Current Research

Risk prediction of breast cancer following diagnosis of precancerous events
(with Giovanni Parmigiani, Ph.D. and Su-Chun Cheng, Sc.D.)

1. Expansion of the BRCAPRO model to account for DCIS (Ductal Carcinoma in Situ): evaluation of the penetrance of DCIS for individuals carrying BRCA1 or BRCA2 mutations. This has been obtained as an extension of some results known in literature by applying Bayes’ theorem. Analysis of recurrence of breast cancer after a diagnosis of DCIS.

2. Risk assessment in atypical breast hyperplasia (with Dr.Kevin Hughes, M.D.): our research would make available a new, comprehensive and validated approach for risk assessment in women diagnosed with atypical hyperplasia of the breast (atypia), contributing to a more efficient, targeted and personalized evaluation of preventative approaches for invasive breast cancer; this will both increase patients’ awareness of their options and risks, and better support a rational choice between available therapeutic treatments. Submitted for NIH funding.

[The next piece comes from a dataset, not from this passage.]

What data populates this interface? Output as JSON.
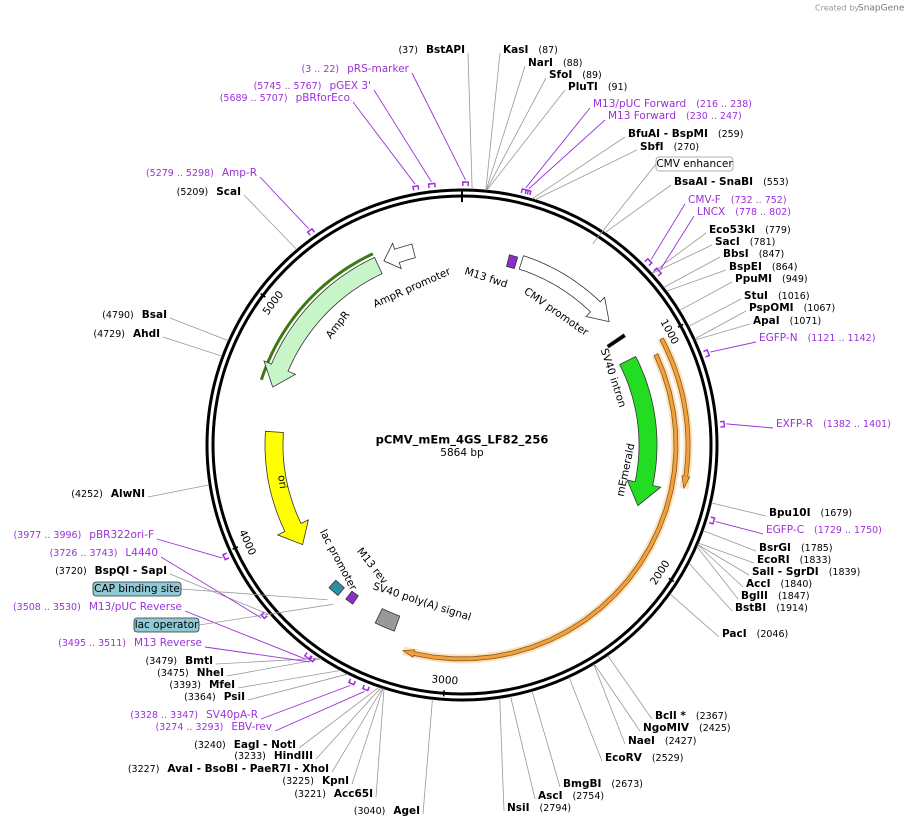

Microsimulation models for time of onset of precancerous lesions
(with Giovanni Parmigiani, Ph.D.)
This work proposes MCMC techniques to estimate the age-specific density of time with apparent health in a natural history model, before the onset of preclinical and clinical cancer. Also, the same technique can be used to calibrate model parameters to comply with known data (e.g. incidence or prevalence).

Methodologies for identifying diagnostic and prognostic variables
(with Giovanni Parmigiani, Ph.D. and Mahlet Tadesse, Ph.D.)
The main goal of this work is to propose an exploratory methodology on high-dimensional data to identify variables associated with a phenotype, where there could be differential association across subgroups of subjects. Such relationships can often be present in genomic datasets, where markers may either be relevant for identifying subgroups or may be associated with the phenotype of interest.

Two approaches followed:
1. Quantile sliding and hypothesis testing: selection of the diagnostic variable by means of grid searching on its quantiles, assessment of the effect of the prognostic variable in each of the two subgroups determined by quantiles of the diagnostic variable using either the significance of the interaction coefficient in a saturated GLM based on the two variables or p-value of either a t-test  or a Wilcoxon test for assessing the significance of the differential effect of the prognostic variable between the two data subgroups. Ranking of the “top scoring” variables accounting for the best differential effect.
2. Extension of BayesianCART algorithm: we propose a unified method that addresses this problem by combining ideas of model-based clustering and Bayesian CART. This is accomplished by using an MCMC procedure in which the transition between configurations is achieved by randomly choosing between a clustering or a tree move. For the former, a terminal node may be split into two subclusters or two connected terminal nodes may be merged. For the latter, one of the four moves suggested in Chipman et al., JASA, 93(443), 1998,  and Denison et al., Biometrika, 85(2), 1998, is proposed.

Collaborative Biostatistician
(with Donna Neuberg, Sc.D.)

Biostatistician for the NeuroStemCell workgroup at the Dana-Farber Cancer Institute (Rosalind Segal, M.D., Ph.D., and Charles Stiles, Ph.D., PIs). Analysis of clinical trials data on Secondary AML.

(with Rebecca Gelman, Ph.D.)
Biostatistician for CFAR (Harvard University Center for Aids Research).

(with Paul Catalano, Sc.D.)
development of educational materials for in-person and online sessions to be done in conjunction with the Dana-Farber Cancer Institute’s Clinical Trials Education Office.